I am working on a Python project where I need to process a large CSV file using Polars. Currently, I am reading the CSV file inside each parallel process, which works but is inefficient because the read_csv operation is repeated for each process.
To improve performance, I tried reading the CSV file once before running the parallel processes and passing the resulting DataFrame to each process.

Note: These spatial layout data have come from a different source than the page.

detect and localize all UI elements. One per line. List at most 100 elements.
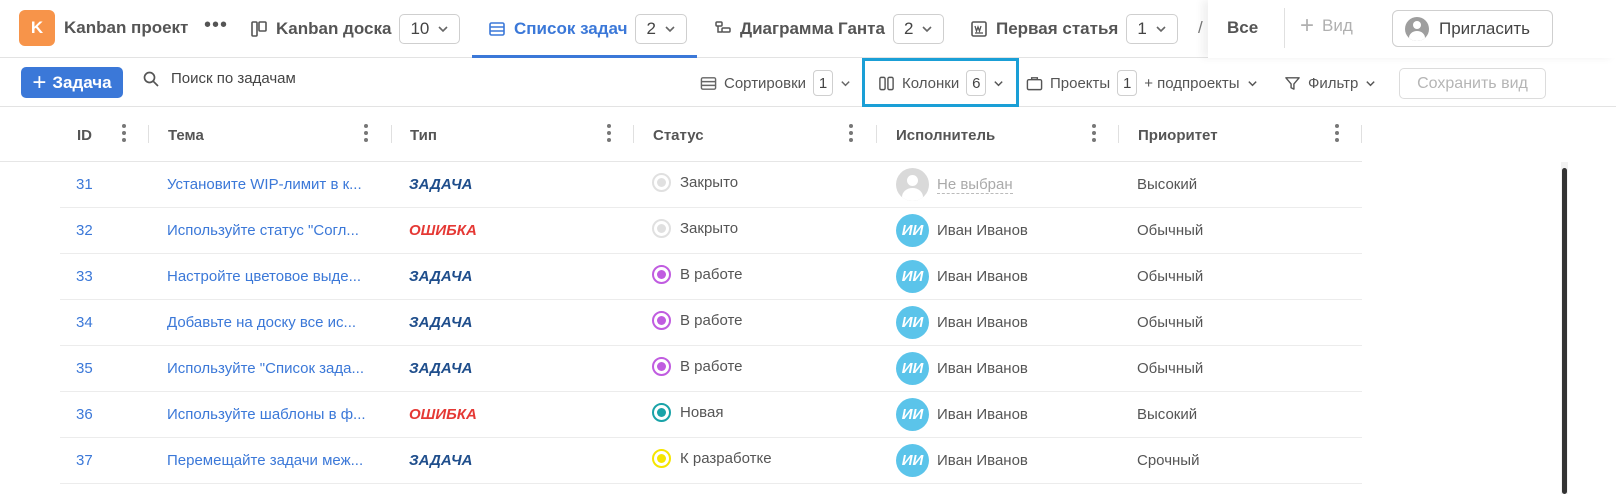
projects-count: 1	[1117, 70, 1138, 96]
task-priority[interactable]: Высокий	[1137, 176, 1197, 193]
project-name[interactable]: Kanban проект	[64, 18, 188, 38]
tab-first-article[interactable]: Первая статья 1	[970, 0, 1178, 58]
task-subject-link[interactable]: Используйте "Список зада...	[167, 360, 377, 377]
column-resizer[interactable]	[1118, 125, 1119, 143]
projects-label: Проекты	[1050, 74, 1111, 92]
task-status[interactable]: В работе	[652, 311, 743, 330]
view-count-dropdown[interactable]: 1	[1126, 14, 1178, 44]
task-status[interactable]: В работе	[652, 357, 743, 376]
column-header-id[interactable]: ID	[77, 127, 92, 144]
view-count-dropdown[interactable]: 10	[399, 14, 461, 44]
task-priority[interactable]: Обычный	[1137, 222, 1203, 239]
table-row[interactable]: 34 Добавьте на доску все ис... ЗАДАЧА В раб…	[60, 300, 1362, 346]
filter-button[interactable]: Фильтр	[1284, 68, 1376, 98]
column-header-subject[interactable]: Тема	[168, 127, 204, 144]
task-type[interactable]: ЗАДАЧА	[409, 360, 472, 377]
task-status[interactable]: Закрыто	[652, 219, 738, 238]
all-views-button[interactable]: Все	[1227, 18, 1258, 38]
table-row[interactable]: 33 Настройте цветовое выде... ЗАДАЧА В рабо…	[60, 254, 1362, 300]
task-assignee[interactable]: ИИ Иван Иванов	[896, 214, 1028, 247]
column-resizer[interactable]	[148, 125, 149, 143]
tab-label: Kanban доска	[276, 19, 392, 38]
save-view-button[interactable]: Сохранить вид	[1399, 68, 1546, 99]
column-resizer[interactable]	[876, 125, 877, 143]
task-status[interactable]: Новая	[652, 403, 723, 422]
table-row[interactable]: 32 Используйте статус "Согл... ОШИБКА Закры…	[60, 208, 1362, 254]
task-priority[interactable]: Обычный	[1137, 268, 1203, 285]
task-priority[interactable]: Высокий	[1137, 406, 1197, 423]
column-header-type[interactable]: Тип	[410, 127, 437, 144]
task-assignee[interactable]: Не выбран	[896, 168, 1013, 201]
task-status[interactable]: Закрыто	[652, 173, 738, 192]
column-resizer[interactable]	[1361, 125, 1362, 143]
task-id-link[interactable]: 33	[76, 268, 93, 285]
column-menu-icon[interactable]	[1335, 124, 1339, 142]
view-count-dropdown[interactable]: 2	[892, 14, 945, 44]
view-count-dropdown[interactable]: 2	[635, 14, 687, 44]
column-header-assignee[interactable]: Исполнитель	[896, 127, 995, 144]
table-row[interactable]: 36 Используйте шаблоны в ф... ОШИБКА Новая И…	[60, 392, 1362, 438]
task-status[interactable]: К разработке	[652, 449, 772, 468]
column-menu-icon[interactable]	[849, 124, 853, 142]
tab-gantt[interactable]: Диаграмма Ганта 2	[714, 0, 945, 58]
column-header-status[interactable]: Статус	[653, 127, 704, 144]
task-id-link[interactable]: 32	[76, 222, 93, 239]
task-type[interactable]: ЗАДАЧА	[409, 268, 472, 285]
assignee-name: Иван Иванов	[937, 406, 1028, 423]
column-menu-icon[interactable]	[364, 124, 368, 142]
search-input[interactable]: Поиск по задачам	[143, 70, 296, 87]
table-row[interactable]: 37 Перемещайте задачи меж... ЗАДАЧА К разра…	[60, 438, 1362, 484]
column-resizer[interactable]	[391, 125, 392, 143]
new-task-button[interactable]: + Задача	[21, 67, 123, 98]
task-id-link[interactable]: 35	[76, 360, 93, 377]
task-subject-link[interactable]: Настройте цветовое выде...	[167, 268, 377, 285]
new-task-label: Задача	[52, 72, 112, 92]
task-subject-link[interactable]: Добавьте на доску все ис...	[167, 314, 377, 331]
column-menu-icon[interactable]	[1092, 124, 1096, 142]
subprojects-label: + подпроекты	[1144, 74, 1240, 92]
task-type[interactable]: ЗАДАЧА	[409, 176, 472, 193]
projects-button[interactable]: Проекты 1 + подпроекты	[1026, 68, 1258, 98]
tab-kanban-board[interactable]: Kanban доска 10	[250, 0, 461, 58]
column-header-priority[interactable]: Приоритет	[1138, 127, 1218, 144]
avatar: ИИ	[896, 444, 929, 477]
task-id-link[interactable]: 37	[76, 452, 93, 469]
sort-button[interactable]: Сортировки 1	[700, 68, 851, 98]
task-assignee[interactable]: ИИ Иван Иванов	[896, 260, 1028, 293]
task-assignee[interactable]: ИИ Иван Иванов	[896, 352, 1028, 385]
status-in-progress-icon	[652, 311, 671, 330]
task-status[interactable]: В работе	[652, 265, 743, 284]
column-menu-icon[interactable]	[607, 124, 611, 142]
avatar: ИИ	[896, 260, 929, 293]
task-subject-link[interactable]: Перемещайте задачи меж...	[167, 452, 377, 469]
task-assignee[interactable]: ИИ Иван Иванов	[896, 444, 1028, 477]
project-avatar[interactable]: K	[19, 10, 55, 46]
task-subject-link[interactable]: Используйте шаблоны в ф...	[167, 406, 377, 423]
task-priority[interactable]: Обычный	[1137, 314, 1203, 331]
task-subject-link[interactable]: Установите WIP-лимит в к...	[167, 176, 377, 193]
avatar: ИИ	[896, 352, 929, 385]
scrollbar-thumb[interactable]	[1562, 168, 1567, 494]
task-type[interactable]: ЗАДАЧА	[409, 314, 472, 331]
task-type[interactable]: ЗАДАЧА	[409, 452, 472, 469]
task-type[interactable]: ОШИБКА	[409, 222, 477, 239]
task-id-link[interactable]: 31	[76, 176, 93, 193]
chevron-down-icon	[438, 26, 448, 33]
task-id-link[interactable]: 34	[76, 314, 93, 331]
tab-overflow[interactable]: /	[1198, 18, 1203, 38]
table-row[interactable]: 31 Установите WIP-лимит в к... ЗАДАЧА Закры…	[60, 162, 1362, 208]
task-type[interactable]: ОШИБКА	[409, 406, 477, 423]
column-menu-icon[interactable]	[122, 124, 126, 142]
task-priority[interactable]: Обычный	[1137, 360, 1203, 377]
table-row[interactable]: 35 Используйте "Список зада... ЗАДАЧА В раб…	[60, 346, 1362, 392]
task-subject-link[interactable]: Используйте статус "Согл...	[167, 222, 377, 239]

However, I noticed that the code took significantly longer to execute in this setup.
Here’s a simplified version of my workflow:
import polars as pl
from concurrent.futures import ProcessPoolExecutor
def process_data(df, numbers):
# Filter and process data (example)
return df.filter(pl.col("Points").is_in(numbers))
# Reading inside each process
def worker(task_param):
df = pl.read_csv("path/to/file.csv")
return process_data(df, task_param)
with ProcessPoolExecutor(max_workers=4) as executor:
task_params_list = [[10, 20], [30, 40], [50, 60], [70, 80]]
results = list(executor.map(worker, task_params_list))
When I moved the pl.read_csv outside the worker function and tried to share the DataFrame across processes, the execution became slower:
df = pl.read_csv("path/to/file.csv")
def process_data(df, numbers):
# Filter and process data (example)
return df.filter(pl.col("Points").is_in(numbers))
def worker(task_param):
df = task_param[0]
numbers = task_param[1:]
return process_data(df, numbers)
with ProcessPoolExecutor(max_workers=4) as executor:
task_params_list = [[df, 10, 20], [df, 30, 40], [df, 50, 60], [df, 70, 80]]
results = list(executor.map(worker, task_params_list))
I suspect the slowdown is due to the DataFrame being serialized and copied to each process, but I'm not sure how to address this.
My questions are: How can I avoid repeated reading of the CSV file in each parallel process while maintaining good performance? Is there a better approach to share or reuse a Polars DataFrame across parallel processes? Any guidance or insights would be greatly appreciated.